This meal is native to the Igbos. Despite the name “Bitterleaf soup” if well prepared should have the faintest hint of bitterness. The less bitter the soup, the better the cooking prowess of the Chef!
Washed and squeezed bitterleaf - A handful
|Cocoyam – 10 small corms|
|Red Palm Oil – 2 cooking spoons (You may need a bit more)|
|Assorted Beef – Includes best cut, shaki (cow tripe)|
|Assorted Fish – Dry Fish and Stock Fish|
|Pepper, Salt and Ground Crayfish (to taste)|
Seasoning – 3 Maggi or Knorr cubes
Traditional Seasoning: Iru or Ogiri - 1 teaspoon
Before you cook Bitterleaf Soup
Make sure that the bitter leaves are well washed, such that there is no trace of bitterness left. If not, wash and squeeze it more. If the bitterness cannot be completely washed off (which is usually the case with most washed bitter leaves sold in the market), boil it for about 15 minutes and wash in cold water.
How to pound cocoyam
Wash and cook the cocoyam till soft. Remove the peels and use a mortar and pestle to pound the corms to a smooth paste.
How to make it
- Boil the shaki (cow tripe), stock fish and dry fish in 1 litre of water till they are well done. First sign of a well done shaki is that the cuts will start curling on itself.

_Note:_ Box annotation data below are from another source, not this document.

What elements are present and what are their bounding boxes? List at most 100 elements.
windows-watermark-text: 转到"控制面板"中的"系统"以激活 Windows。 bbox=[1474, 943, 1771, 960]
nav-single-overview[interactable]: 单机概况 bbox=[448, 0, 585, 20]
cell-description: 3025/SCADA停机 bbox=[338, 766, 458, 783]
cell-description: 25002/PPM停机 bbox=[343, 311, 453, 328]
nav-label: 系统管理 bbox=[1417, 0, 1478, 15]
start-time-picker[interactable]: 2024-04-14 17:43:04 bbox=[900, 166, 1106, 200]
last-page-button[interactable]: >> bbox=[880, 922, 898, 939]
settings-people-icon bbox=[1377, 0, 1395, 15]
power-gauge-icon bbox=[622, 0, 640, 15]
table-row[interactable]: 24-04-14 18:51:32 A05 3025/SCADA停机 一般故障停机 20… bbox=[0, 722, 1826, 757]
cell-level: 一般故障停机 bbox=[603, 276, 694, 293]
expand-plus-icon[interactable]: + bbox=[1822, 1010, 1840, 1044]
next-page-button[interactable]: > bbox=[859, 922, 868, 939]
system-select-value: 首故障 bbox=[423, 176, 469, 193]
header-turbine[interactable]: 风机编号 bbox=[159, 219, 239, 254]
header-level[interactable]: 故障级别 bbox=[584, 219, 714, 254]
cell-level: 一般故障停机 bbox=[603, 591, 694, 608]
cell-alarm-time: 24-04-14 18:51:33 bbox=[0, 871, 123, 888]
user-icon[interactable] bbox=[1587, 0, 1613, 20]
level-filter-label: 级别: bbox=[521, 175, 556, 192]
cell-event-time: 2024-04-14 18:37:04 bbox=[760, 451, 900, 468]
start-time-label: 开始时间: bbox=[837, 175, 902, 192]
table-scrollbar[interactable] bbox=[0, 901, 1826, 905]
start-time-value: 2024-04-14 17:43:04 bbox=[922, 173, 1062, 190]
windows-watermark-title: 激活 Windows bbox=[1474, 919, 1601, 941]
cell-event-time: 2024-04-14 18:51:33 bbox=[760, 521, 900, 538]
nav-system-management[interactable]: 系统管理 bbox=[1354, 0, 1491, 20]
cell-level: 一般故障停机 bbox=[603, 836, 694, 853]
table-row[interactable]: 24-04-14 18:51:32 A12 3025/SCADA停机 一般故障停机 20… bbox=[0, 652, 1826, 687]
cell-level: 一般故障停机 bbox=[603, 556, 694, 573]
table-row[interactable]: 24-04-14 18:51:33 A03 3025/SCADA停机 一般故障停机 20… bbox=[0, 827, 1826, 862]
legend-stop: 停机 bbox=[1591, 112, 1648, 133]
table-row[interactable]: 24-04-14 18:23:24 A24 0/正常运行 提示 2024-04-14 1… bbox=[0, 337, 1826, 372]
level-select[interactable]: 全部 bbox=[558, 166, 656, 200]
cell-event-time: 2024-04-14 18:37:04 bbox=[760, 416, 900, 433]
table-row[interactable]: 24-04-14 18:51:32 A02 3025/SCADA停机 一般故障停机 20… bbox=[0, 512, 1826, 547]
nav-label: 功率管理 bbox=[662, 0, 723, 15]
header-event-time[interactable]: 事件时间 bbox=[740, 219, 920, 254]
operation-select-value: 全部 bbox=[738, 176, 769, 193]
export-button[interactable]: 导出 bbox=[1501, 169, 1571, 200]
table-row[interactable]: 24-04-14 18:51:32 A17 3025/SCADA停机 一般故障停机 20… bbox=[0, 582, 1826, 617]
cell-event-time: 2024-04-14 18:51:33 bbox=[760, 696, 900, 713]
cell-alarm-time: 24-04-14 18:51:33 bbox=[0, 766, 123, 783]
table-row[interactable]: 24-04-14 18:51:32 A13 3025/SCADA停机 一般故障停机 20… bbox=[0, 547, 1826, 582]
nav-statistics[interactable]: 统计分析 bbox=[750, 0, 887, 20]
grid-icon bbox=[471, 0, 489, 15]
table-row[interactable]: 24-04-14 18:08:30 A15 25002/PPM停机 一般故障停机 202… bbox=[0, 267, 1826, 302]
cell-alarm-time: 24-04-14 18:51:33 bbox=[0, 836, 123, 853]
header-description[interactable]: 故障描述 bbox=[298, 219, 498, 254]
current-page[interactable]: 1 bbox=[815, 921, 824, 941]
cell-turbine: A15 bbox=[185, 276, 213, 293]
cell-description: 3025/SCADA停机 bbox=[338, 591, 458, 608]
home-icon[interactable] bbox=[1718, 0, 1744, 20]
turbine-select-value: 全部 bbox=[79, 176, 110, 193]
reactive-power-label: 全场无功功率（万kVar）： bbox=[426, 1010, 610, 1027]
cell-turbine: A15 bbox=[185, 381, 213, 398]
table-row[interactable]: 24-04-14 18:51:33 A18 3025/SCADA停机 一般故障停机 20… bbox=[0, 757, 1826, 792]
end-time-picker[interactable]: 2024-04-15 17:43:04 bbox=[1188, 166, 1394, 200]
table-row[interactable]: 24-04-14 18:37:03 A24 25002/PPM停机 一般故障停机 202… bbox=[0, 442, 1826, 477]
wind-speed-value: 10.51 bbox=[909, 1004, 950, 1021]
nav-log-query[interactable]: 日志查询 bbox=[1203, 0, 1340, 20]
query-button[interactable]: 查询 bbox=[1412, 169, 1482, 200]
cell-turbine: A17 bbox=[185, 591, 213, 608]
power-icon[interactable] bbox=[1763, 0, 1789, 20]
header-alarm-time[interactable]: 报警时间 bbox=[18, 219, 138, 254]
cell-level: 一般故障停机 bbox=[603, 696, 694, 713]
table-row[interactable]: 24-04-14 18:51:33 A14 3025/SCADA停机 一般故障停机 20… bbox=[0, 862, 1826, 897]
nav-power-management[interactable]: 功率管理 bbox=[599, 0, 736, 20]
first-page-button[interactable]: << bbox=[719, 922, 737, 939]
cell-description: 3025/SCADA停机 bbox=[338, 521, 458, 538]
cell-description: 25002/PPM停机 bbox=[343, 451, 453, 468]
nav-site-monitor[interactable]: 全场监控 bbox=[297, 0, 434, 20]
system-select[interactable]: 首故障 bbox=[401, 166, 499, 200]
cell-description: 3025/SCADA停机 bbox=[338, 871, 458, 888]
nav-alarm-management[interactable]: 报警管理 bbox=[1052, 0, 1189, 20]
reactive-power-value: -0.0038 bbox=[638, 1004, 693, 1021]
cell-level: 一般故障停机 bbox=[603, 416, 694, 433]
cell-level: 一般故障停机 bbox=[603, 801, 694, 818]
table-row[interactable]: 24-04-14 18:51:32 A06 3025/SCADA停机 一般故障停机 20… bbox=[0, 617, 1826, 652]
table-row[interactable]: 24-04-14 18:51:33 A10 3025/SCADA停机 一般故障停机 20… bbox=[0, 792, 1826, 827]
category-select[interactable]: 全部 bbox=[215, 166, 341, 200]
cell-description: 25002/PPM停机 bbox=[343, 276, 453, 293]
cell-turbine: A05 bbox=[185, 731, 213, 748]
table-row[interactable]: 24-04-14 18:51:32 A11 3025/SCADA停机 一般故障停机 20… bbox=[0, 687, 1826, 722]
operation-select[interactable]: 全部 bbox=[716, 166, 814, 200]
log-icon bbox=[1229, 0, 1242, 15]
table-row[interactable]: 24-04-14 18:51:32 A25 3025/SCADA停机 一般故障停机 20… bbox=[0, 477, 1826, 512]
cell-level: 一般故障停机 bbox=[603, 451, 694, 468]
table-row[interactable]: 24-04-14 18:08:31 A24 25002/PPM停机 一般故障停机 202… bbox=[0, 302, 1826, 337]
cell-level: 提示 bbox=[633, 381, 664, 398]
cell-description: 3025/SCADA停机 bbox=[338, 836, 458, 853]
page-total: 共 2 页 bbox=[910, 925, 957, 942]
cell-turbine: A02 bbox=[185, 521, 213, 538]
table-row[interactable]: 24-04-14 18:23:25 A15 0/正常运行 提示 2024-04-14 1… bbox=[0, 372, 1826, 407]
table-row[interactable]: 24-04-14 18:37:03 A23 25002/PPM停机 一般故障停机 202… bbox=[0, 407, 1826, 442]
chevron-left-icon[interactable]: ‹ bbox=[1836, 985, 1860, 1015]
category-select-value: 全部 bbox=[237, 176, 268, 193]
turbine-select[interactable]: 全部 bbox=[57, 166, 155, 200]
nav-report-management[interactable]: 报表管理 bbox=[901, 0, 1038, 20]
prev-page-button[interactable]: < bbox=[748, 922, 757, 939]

- Wash the beef and add to the pot of shaki and continue cooking. When the meat is done, add 3 cubes of maggi/knorr and cook for 5 minutes.
- How to add cocoyam to the soup
- Add pepper, ground crayfish, bitter leaves (if they have not been parboiled) and cook for 10 minutes.
- Then add the cocoyam paste (in small lumps) and the palm oil.
Note: If the bitter leaves were parboiled to remove the bitterness, then for this step; add pepper, ground crayfish, the cocoyam paste (in small lumps), the bitter leaves and the palm oil. In other words, add all the ingredients at this stage.
3. Cover the pot and leave to cook on high heat till all the cocoyam lumps have dissolved. You can add more water if you feel that the soup is too thick.